I have month end data for about 75 variables (numeric and category factor, but mostly numeric) for the last 5 years. I have a dependent variable that I’d like to understand the key drivers for, and be able to predict the probability of with new data. Typically I would use a random forest or LASSO regression, and I’m struggling given the data’s time series nature. I understand random forest, and most normal regression models assume independent observations, but I have month end sequential data points.
So what should I do? Should I just ignore the time series nature and run the models as-is? I know there’s models for everything, but I’m not familiar with another strong option to tackle this problem.
You should never ignore the time-series nature. You could keep using the same methods but after including lagged and seasonal-lagged features (of both DV and IVs) to your data.
This is where I’m struggling, because this suggests I essentially at least double the size of the data set by creating lags for each variable. Feels off, you know?
I believe you may map the noise in your variables using a bagging or boosting model (random forest or xgboost) first, and then attempt choosing the final model once you have more dependable features.
One approach would be to conduct an experiment with N variables, dropping the noisier ones first and arranging them in a random order. Perhaps try dropping some more and creating lags for some of the surviving ones.
Next, try to find the best possible final model using the features that are left.

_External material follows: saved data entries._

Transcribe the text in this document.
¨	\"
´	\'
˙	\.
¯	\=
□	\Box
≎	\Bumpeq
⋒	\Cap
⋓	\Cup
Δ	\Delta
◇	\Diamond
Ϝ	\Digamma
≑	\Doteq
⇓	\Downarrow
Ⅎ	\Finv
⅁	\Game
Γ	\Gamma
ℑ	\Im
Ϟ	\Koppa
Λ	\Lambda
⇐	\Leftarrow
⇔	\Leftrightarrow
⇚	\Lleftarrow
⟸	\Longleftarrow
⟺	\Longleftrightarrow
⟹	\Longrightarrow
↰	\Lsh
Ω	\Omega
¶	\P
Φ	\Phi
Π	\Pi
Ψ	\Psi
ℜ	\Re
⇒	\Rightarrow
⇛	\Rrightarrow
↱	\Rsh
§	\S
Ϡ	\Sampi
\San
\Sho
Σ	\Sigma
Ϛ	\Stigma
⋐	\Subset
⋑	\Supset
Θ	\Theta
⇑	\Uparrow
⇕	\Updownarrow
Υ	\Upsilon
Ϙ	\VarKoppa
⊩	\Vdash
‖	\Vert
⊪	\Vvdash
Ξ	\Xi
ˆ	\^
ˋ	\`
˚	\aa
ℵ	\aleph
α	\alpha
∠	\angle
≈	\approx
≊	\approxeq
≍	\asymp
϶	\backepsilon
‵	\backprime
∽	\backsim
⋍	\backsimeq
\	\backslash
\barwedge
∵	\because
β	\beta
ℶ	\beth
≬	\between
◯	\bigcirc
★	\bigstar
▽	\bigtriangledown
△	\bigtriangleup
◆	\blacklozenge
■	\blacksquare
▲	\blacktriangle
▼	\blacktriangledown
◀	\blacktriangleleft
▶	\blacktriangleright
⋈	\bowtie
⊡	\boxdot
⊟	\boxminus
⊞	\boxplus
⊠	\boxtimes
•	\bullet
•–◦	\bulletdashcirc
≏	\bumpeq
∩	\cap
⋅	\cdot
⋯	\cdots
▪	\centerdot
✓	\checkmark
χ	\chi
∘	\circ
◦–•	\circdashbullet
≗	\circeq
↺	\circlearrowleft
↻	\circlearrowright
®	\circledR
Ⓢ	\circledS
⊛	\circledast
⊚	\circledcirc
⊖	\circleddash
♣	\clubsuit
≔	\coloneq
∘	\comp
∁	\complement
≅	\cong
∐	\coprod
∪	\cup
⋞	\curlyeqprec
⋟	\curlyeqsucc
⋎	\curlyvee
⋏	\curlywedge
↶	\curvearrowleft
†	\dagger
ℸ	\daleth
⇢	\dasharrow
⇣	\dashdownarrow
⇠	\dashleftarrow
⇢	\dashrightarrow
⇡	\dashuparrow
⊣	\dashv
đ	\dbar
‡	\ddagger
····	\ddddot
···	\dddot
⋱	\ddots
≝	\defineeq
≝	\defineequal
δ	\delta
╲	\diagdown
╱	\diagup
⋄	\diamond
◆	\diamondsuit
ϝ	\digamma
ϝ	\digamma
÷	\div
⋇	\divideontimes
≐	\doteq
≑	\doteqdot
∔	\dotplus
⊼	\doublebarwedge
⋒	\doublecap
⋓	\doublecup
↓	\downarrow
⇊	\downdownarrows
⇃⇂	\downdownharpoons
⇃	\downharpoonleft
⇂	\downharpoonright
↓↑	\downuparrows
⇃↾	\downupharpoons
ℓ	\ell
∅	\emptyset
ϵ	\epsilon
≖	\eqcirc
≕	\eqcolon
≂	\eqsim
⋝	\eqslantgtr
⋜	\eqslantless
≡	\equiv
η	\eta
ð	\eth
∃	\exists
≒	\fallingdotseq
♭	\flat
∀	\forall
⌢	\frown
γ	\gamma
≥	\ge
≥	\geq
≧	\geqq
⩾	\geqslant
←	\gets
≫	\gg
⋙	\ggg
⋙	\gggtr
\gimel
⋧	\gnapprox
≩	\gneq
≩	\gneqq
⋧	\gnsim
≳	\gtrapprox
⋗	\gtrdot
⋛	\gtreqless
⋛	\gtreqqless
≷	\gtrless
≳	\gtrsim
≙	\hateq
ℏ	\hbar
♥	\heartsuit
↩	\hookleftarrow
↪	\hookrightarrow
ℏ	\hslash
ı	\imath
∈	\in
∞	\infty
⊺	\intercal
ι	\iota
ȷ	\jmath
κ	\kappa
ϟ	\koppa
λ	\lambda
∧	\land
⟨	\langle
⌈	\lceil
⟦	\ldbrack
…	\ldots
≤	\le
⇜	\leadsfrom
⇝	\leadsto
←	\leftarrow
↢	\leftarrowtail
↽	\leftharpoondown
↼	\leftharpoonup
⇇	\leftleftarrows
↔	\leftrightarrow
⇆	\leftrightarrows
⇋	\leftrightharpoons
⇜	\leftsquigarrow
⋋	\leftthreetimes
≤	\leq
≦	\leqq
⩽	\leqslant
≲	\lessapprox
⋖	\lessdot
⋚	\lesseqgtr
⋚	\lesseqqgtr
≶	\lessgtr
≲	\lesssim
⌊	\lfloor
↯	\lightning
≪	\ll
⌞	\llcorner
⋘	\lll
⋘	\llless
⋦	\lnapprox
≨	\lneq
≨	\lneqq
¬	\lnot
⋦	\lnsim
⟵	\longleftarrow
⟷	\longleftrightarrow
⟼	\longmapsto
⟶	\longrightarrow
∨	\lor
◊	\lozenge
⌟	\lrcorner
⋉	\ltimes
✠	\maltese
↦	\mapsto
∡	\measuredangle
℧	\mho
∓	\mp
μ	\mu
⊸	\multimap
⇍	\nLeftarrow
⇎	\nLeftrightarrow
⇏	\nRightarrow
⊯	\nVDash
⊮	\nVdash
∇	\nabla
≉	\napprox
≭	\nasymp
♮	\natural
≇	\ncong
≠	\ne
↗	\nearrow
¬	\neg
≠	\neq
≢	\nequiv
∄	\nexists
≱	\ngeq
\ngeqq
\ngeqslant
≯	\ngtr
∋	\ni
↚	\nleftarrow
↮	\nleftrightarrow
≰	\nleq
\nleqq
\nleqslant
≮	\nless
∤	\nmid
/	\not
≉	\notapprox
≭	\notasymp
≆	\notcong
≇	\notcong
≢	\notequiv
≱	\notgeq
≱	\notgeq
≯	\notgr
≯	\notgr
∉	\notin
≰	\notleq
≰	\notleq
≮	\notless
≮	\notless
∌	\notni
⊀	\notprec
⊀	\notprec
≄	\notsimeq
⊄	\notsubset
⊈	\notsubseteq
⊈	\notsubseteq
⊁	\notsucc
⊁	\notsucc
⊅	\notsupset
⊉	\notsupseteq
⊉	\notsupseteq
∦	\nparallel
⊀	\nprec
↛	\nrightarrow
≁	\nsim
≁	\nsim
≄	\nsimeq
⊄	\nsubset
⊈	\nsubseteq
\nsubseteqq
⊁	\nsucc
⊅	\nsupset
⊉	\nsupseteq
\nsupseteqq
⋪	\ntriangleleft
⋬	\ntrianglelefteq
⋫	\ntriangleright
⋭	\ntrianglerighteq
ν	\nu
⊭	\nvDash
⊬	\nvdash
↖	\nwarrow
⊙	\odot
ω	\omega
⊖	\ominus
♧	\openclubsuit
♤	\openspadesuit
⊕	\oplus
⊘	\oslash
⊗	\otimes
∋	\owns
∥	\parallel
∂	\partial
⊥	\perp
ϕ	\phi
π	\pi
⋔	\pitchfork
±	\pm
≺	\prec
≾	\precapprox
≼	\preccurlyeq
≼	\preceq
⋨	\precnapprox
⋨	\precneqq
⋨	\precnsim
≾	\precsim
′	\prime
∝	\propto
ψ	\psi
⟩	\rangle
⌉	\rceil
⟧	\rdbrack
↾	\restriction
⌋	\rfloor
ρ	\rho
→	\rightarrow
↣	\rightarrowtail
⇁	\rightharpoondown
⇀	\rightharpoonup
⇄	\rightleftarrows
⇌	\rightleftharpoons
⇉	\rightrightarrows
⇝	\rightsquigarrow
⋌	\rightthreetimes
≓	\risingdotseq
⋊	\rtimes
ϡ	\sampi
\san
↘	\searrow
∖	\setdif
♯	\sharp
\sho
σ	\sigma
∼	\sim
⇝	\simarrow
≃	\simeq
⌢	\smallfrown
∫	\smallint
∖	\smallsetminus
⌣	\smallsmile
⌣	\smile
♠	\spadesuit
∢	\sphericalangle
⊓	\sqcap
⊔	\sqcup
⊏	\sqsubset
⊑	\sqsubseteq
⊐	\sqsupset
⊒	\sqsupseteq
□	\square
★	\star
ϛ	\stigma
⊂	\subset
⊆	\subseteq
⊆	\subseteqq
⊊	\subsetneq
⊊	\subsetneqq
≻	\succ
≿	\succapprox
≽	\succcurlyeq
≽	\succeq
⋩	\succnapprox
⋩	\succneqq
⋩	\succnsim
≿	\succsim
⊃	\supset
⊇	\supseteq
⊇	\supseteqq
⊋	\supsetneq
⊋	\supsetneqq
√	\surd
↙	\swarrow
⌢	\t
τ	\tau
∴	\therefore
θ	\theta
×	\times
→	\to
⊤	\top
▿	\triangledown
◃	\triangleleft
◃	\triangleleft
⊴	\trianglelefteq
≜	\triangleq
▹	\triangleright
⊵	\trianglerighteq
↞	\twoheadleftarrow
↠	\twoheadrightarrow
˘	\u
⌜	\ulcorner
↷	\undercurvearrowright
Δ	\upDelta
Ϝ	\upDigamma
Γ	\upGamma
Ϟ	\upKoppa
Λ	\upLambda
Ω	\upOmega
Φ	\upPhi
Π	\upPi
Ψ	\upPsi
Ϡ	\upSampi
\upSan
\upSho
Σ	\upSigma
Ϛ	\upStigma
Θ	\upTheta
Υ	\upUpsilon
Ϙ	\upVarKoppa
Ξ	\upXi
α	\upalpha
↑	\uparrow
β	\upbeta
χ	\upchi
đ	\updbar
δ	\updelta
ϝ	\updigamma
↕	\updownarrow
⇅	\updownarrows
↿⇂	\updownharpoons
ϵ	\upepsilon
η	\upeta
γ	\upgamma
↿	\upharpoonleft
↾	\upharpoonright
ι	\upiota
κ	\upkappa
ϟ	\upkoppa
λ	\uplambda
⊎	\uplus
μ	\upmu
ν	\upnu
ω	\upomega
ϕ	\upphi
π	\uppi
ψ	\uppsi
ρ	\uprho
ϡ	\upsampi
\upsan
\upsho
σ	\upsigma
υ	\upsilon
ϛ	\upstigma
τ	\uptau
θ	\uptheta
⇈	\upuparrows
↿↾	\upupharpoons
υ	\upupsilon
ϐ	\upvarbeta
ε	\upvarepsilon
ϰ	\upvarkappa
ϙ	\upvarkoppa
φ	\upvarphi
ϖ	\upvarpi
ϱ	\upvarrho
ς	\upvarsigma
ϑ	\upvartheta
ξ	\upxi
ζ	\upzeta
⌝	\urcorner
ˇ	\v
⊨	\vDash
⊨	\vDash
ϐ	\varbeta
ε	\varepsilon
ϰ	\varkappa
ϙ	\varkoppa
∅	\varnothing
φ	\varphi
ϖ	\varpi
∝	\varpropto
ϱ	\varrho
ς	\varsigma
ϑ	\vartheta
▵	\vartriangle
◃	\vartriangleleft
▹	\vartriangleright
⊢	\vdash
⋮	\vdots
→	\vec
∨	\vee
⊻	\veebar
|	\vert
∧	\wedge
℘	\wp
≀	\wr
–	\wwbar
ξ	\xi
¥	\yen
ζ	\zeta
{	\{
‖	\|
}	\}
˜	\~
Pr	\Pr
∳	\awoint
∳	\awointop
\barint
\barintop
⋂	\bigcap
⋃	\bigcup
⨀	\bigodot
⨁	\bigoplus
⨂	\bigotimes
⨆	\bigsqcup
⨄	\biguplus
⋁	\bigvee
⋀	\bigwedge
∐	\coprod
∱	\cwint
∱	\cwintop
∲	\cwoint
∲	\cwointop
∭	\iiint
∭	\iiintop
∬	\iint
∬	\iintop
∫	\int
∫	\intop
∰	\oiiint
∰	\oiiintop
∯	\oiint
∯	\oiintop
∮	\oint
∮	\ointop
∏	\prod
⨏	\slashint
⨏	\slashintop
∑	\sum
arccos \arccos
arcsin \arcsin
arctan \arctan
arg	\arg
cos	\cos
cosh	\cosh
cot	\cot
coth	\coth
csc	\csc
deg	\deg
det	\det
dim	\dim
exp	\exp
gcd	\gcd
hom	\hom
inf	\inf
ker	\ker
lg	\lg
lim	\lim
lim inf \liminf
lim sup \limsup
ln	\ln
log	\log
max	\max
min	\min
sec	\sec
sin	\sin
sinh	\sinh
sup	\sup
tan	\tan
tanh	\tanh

In order to try and get a feeling of which variables make the most sense initially, I would also attempt to look at them qualitatively, taking into consideration the eventual use case and the quality of the data (nulls, outliers, distributions, etc.) prior to all of this.
As others have already mentioned, exercise extreme caution while performing cross-validation to avoid contaminating the test dataset and watch out for time series leaks.
Yes, you would be more than doubling, but if it is a time-series data where you suspect autocorrelation and lagged dependencies, so without taking these properties into consideration, you’d be making false conclusions from these methods you mentioned.
If size is an issue, you can use your judgement to select which variables should have lagged features and how many lagged steps. Also in some instances, just encoding temporal features may suffice.
You can still use those tools for variable selection, but maybe you want to try to model the response as a multivariate autoregressive time series with exogenous variables.